GEOMORPHOLOGY OF MOUNTAINS ON IO PROVIDES INSIGHTS INTO MOUNTAIN-PATERA RELATIONSHIPS


SEEGER, Christina H., Geosciences, Williams College, Williams College, Williamstown, MA 01267 and COX, Rónadh, Geosciences, Williams College, Williamstown, MA 01267, christina.seeg@gmail.com

Io, the solar system’s most volcanically active body, also has distinctive mountains, most of which are not volcanoes. The majority of Io’s lavas emanate from low-relief paterae and form extensive flows rather than edifices, whereas the ~140 Ionian mountains are high-standing massifs, rising several km above the plains. The mountains appear to be tectonic in origin, and the connection between them and Io's volcanism is unclear. We used a geomorphologic approach to try and address this question.

Seismic activity and gravity are the predominant erosional forces on Io. Fresh or newly-uplifted mountains should maintain high peaks and craggy bedrock topography, with little evidence for slope failure. More degraded mountains should lack jagged peaks, have fewer steep slopes, and show well-developed debris aprons. Of the 140 identified mountains, 71 were imaged at sufficient resolution for geomorphic classification.

We developed an erosion index (EI) ranging from 1 (“fresh” mountains, with sharp ridges, smooth and steep slopes) to 5 (very degraded mountains, lacking bedrock escarpments, dominated by hummocky and furrowed surfaces and more gentle slopes). The index is qualitative in nature, being based on visual examination of Galileo images; but we demonstrated that it is reproducible by having a group of 27 people independently classify a varied set of 25 mountains at a range of image resolutions.

Few Ionian mountains are pristine. Fewer than 15% had EI of 1 or 2, and only 4% had EI=1. The majority of the mountains were moderately to substantially degraded (EI 3 to 5). We found a statistically significant (p=0.001) inverse correlation between EI and relief: more eroded mountains are substantially shorter, with average elevation of 8 km for EI=1 mountains, decreasing to an average of 4.6 km for those with EI=5.
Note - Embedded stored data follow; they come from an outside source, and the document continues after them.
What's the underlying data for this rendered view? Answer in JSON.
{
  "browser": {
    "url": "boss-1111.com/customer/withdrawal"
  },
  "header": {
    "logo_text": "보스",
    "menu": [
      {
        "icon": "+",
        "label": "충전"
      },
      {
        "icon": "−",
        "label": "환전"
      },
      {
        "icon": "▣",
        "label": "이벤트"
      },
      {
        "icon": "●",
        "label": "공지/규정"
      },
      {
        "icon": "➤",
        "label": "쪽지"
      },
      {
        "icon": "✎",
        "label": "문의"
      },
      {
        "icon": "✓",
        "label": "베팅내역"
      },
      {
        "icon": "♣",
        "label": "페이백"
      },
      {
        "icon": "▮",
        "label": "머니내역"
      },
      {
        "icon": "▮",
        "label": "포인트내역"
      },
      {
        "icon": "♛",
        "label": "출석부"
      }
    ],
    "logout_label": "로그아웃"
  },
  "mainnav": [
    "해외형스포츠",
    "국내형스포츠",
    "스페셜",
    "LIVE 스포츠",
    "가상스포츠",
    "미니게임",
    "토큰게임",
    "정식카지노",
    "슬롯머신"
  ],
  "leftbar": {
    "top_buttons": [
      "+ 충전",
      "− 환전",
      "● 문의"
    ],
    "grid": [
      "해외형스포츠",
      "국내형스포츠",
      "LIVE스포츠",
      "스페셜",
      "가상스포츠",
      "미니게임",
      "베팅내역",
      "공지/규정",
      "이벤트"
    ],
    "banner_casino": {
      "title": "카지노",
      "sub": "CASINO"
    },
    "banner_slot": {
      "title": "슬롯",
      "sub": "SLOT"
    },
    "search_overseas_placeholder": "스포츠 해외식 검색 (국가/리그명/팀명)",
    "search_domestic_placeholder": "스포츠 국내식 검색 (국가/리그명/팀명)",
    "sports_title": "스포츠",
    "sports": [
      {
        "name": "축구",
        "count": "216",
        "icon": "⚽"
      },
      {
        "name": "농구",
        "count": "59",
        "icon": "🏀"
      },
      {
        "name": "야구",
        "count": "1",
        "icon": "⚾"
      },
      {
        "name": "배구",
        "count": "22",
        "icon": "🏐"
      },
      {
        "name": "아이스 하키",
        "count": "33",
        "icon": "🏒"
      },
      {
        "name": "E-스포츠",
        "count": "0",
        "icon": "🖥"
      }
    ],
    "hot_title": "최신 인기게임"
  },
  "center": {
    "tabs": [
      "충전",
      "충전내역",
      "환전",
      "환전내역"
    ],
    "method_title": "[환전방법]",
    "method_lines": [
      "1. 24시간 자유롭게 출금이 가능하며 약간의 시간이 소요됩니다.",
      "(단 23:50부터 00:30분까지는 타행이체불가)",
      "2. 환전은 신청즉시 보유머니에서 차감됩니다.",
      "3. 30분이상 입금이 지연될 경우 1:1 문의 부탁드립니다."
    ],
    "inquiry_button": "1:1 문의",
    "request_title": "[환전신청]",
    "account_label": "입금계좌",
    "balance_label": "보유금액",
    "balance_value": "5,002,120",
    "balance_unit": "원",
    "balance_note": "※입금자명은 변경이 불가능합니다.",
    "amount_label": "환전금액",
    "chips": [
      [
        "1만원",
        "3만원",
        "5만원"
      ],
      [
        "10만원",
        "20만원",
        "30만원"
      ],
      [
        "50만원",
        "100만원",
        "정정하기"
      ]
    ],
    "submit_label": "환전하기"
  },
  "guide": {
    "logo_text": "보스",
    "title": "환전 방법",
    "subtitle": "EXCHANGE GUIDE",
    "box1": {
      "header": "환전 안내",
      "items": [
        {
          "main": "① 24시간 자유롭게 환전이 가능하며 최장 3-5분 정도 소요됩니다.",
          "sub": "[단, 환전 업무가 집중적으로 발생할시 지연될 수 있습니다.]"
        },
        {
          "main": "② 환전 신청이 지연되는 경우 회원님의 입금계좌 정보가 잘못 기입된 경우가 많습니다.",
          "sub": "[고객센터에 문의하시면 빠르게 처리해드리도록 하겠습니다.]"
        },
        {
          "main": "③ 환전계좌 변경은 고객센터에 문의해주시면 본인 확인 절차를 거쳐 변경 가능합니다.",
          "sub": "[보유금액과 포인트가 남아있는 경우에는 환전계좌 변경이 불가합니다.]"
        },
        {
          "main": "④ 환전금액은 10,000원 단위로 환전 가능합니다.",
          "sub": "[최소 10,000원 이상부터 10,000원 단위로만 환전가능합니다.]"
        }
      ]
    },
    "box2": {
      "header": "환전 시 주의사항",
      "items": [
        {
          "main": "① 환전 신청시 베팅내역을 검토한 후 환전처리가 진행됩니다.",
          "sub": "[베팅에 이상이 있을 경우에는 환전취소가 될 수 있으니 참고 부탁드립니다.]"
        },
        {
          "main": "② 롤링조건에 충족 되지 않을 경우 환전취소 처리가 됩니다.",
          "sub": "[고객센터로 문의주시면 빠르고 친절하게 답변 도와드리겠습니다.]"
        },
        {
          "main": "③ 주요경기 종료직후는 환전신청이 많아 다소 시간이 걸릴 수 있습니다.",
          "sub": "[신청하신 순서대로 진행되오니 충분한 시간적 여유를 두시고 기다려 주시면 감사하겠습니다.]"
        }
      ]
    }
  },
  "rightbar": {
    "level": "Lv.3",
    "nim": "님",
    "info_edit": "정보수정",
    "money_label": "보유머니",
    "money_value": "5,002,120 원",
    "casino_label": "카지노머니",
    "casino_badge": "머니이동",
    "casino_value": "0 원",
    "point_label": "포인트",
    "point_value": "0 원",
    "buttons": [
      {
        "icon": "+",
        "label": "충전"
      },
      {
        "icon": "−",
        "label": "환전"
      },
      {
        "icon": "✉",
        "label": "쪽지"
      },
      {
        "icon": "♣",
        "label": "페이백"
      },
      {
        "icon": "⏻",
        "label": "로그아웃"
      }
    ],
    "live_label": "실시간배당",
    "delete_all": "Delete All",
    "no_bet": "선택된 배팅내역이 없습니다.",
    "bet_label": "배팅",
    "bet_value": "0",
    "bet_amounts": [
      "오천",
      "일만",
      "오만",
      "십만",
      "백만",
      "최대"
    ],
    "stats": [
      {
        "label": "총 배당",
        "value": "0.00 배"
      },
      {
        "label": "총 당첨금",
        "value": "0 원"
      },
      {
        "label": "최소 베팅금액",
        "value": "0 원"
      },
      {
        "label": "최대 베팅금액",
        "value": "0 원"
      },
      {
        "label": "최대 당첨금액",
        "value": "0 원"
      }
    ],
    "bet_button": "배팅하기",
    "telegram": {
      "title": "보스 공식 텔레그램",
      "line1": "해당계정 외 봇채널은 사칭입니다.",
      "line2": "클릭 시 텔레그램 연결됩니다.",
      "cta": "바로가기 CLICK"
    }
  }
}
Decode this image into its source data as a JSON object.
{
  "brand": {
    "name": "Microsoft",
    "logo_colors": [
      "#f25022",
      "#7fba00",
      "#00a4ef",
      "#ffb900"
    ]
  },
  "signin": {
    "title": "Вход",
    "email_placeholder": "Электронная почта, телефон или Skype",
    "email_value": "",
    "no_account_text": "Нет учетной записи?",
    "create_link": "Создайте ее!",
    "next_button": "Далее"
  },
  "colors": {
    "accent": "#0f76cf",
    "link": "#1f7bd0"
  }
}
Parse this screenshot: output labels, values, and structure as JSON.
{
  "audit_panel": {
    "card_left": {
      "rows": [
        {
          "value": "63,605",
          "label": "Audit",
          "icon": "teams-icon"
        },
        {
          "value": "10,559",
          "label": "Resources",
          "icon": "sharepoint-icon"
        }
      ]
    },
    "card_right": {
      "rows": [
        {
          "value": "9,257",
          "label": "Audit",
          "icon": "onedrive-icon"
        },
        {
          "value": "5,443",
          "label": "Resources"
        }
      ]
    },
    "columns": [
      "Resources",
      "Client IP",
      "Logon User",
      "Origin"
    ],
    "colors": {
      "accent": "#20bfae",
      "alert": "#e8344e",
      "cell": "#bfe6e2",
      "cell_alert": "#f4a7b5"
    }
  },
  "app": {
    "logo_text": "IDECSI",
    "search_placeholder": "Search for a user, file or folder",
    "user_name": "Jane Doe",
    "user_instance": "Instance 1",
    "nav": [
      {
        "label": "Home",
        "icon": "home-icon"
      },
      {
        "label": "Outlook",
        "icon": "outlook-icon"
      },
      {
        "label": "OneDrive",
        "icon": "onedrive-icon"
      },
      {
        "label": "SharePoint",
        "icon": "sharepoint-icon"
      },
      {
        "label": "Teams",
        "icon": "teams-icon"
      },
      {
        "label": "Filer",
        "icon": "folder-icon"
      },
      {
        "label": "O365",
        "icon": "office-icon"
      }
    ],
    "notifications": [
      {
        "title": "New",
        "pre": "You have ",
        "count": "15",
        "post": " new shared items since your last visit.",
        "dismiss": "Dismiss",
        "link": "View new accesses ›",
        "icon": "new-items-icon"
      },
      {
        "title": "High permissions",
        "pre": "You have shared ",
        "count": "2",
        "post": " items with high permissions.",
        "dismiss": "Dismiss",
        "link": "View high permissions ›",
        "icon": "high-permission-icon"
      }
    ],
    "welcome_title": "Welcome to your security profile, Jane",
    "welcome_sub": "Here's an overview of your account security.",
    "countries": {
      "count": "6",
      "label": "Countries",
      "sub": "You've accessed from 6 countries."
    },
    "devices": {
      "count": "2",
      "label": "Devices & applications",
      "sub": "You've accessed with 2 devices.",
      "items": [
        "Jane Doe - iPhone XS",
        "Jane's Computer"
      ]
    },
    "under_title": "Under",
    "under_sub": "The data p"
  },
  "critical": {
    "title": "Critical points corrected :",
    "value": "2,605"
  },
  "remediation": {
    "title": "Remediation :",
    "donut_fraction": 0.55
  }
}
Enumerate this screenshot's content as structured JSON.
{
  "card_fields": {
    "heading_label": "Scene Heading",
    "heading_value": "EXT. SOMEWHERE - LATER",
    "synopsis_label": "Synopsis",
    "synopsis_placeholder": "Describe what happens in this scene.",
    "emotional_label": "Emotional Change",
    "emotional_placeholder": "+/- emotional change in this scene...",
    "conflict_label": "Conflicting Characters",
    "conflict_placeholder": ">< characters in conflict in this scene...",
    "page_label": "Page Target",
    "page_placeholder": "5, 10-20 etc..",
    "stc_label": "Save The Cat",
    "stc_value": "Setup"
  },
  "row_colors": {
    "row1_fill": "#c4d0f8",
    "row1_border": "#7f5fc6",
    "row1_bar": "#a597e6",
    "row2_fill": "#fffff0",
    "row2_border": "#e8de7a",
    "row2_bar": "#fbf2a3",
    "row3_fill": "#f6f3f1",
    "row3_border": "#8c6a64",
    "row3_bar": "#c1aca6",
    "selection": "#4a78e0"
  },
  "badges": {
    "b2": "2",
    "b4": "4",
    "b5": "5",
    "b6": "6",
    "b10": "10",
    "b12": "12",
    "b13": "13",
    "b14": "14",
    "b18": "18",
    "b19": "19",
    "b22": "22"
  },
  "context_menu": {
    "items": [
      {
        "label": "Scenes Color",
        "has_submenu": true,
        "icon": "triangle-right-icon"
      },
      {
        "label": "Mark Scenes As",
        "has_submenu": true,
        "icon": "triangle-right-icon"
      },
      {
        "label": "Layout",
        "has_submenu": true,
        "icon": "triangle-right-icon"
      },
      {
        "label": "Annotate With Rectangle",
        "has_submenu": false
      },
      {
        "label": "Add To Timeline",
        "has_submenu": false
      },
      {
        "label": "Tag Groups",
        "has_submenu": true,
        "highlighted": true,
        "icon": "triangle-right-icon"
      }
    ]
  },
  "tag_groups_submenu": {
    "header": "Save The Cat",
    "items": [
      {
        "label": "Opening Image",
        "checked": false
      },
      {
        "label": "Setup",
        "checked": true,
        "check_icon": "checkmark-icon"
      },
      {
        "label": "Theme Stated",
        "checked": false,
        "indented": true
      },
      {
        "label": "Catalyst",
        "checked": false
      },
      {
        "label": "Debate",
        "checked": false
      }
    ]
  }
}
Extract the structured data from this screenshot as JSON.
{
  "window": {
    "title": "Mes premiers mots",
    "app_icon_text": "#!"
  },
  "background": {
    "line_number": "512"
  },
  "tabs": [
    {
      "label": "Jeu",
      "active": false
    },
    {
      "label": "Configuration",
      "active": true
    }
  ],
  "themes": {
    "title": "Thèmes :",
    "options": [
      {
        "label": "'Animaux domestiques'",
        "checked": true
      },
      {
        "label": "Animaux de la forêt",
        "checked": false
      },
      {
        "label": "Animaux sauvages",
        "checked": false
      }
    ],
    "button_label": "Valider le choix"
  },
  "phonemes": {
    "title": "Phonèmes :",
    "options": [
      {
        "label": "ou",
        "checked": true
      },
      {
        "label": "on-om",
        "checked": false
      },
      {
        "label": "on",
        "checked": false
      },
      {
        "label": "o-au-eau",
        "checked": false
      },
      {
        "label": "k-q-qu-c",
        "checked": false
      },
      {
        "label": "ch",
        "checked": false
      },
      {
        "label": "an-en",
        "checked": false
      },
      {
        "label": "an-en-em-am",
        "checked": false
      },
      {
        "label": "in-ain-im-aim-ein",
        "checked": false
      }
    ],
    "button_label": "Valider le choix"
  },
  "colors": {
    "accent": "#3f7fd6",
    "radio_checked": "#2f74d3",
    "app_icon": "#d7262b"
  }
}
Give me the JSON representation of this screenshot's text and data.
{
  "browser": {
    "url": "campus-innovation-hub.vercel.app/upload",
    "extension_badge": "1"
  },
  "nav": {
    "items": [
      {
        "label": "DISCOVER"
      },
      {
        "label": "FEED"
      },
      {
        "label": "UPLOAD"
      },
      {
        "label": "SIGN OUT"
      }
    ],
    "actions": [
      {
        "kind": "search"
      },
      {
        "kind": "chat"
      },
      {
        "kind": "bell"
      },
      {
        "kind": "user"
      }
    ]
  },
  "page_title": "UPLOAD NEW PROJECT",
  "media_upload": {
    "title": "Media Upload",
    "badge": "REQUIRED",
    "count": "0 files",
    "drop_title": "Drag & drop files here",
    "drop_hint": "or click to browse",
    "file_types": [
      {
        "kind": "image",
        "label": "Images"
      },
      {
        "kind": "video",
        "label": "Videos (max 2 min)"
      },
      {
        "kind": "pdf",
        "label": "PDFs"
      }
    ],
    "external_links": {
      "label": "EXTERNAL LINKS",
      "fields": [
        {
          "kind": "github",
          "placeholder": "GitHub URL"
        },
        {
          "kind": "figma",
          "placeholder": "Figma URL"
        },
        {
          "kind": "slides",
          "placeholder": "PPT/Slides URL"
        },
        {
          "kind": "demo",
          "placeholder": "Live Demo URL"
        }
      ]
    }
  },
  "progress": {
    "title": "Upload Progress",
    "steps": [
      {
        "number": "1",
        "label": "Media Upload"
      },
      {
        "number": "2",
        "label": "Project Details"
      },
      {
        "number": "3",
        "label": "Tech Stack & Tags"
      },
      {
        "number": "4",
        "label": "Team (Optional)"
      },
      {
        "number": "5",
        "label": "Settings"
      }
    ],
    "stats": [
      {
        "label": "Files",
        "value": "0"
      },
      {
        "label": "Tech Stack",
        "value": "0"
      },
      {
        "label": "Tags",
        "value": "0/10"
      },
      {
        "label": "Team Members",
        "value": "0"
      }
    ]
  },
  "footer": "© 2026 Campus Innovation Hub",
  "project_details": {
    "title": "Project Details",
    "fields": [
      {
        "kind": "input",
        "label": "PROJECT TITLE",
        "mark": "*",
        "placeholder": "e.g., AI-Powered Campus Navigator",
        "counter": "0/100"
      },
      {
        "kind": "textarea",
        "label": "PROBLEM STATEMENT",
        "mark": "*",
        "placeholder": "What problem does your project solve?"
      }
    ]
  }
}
Statistically (p=0.03) the more degraded mountains tend to be closer to paterae. Mountains with EI=5 are on average only 16 km away (range 0-68 km), whereas the freshest mountains (EI=1) are on average 98 km from the nearest patera (range 30-190 km). If we assume that the freshest mountains are most recently formed, the observation that they tend to be the ones most distant from paterae suggests that mountain uplift is either decoupled from patera formation, or precedes it.